The giant panda is the ‘coccolosa’, known to all for long time on the abyss of extinction. After several years of conservation of the species, the panda is no longer in serious danger and, as a proof of this, we witness a happy event. Recently, two lovely puppies of giant panda were born at the Madrid Zoo.
The giant panda has been definitively downgraded from “at risk species” to “vulnerable” in the International Union for the Conservation of Nature (IUCN). This allows to “exclude” from species at serious risk of extinction.
The new birth took place at the Aquarium Zoo in Madrid, by a pair of giant pandas hosted by the structure. The father answers to the name of Bing Xing, while the mother is Hua Zui Ba and has given birth, after a labor of more than four hours, two beautiful puppies, of which the sex is not yet known.

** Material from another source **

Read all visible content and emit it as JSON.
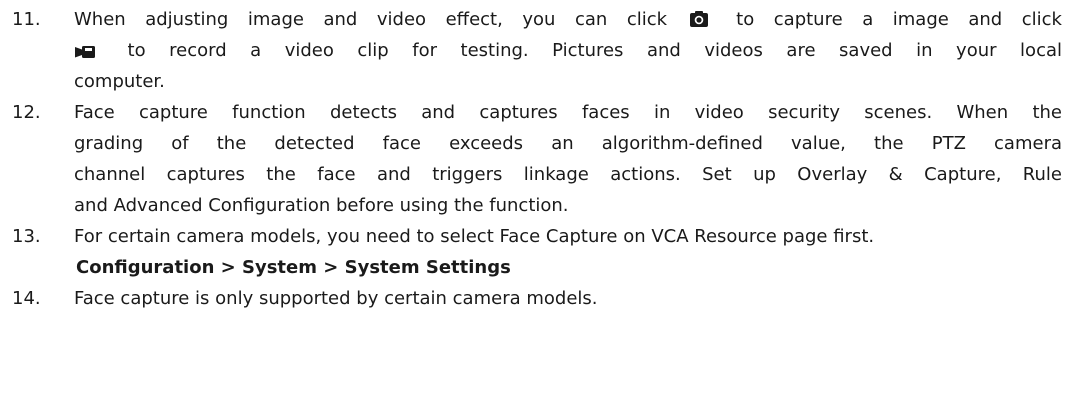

According to the zoo • The newborns will be “totally dependent” on their mother for the first four months until they can walk alone, indicating the fragility of the pink baby children. The young will be raised by zoo vets, supported by the technicians of the Chengdu nature reserve in China, dedicated to the breeding of the giant panda.
The referents of the Madrid Zoo state that the happy event represents “a great contribution to the field of conservation of endangered species.”
The panda, in fact, have considerable reproductive difficulties, both in nature and in captivity. These impediments are due to a series of behavioural problems of affinity between partners and to the well-known clumsiness of the species, also linked to the dynamics of mating (of which you can find an example in a film showing for the first time the courtship between two panda But when they succeed, as in this case, there is a considerable enthusiasm among the workers, especially when the puppies are two.
A further complication in the mating of the species lies in the fact that the heat of the females is concentrated in a very short time span, which consists of just two days per year.
The new birth, therefore, represents a further step towards the safeguard of this species which, although declassed to the state of ‘vulnerable’, has a number of just 2000 specimens in the world.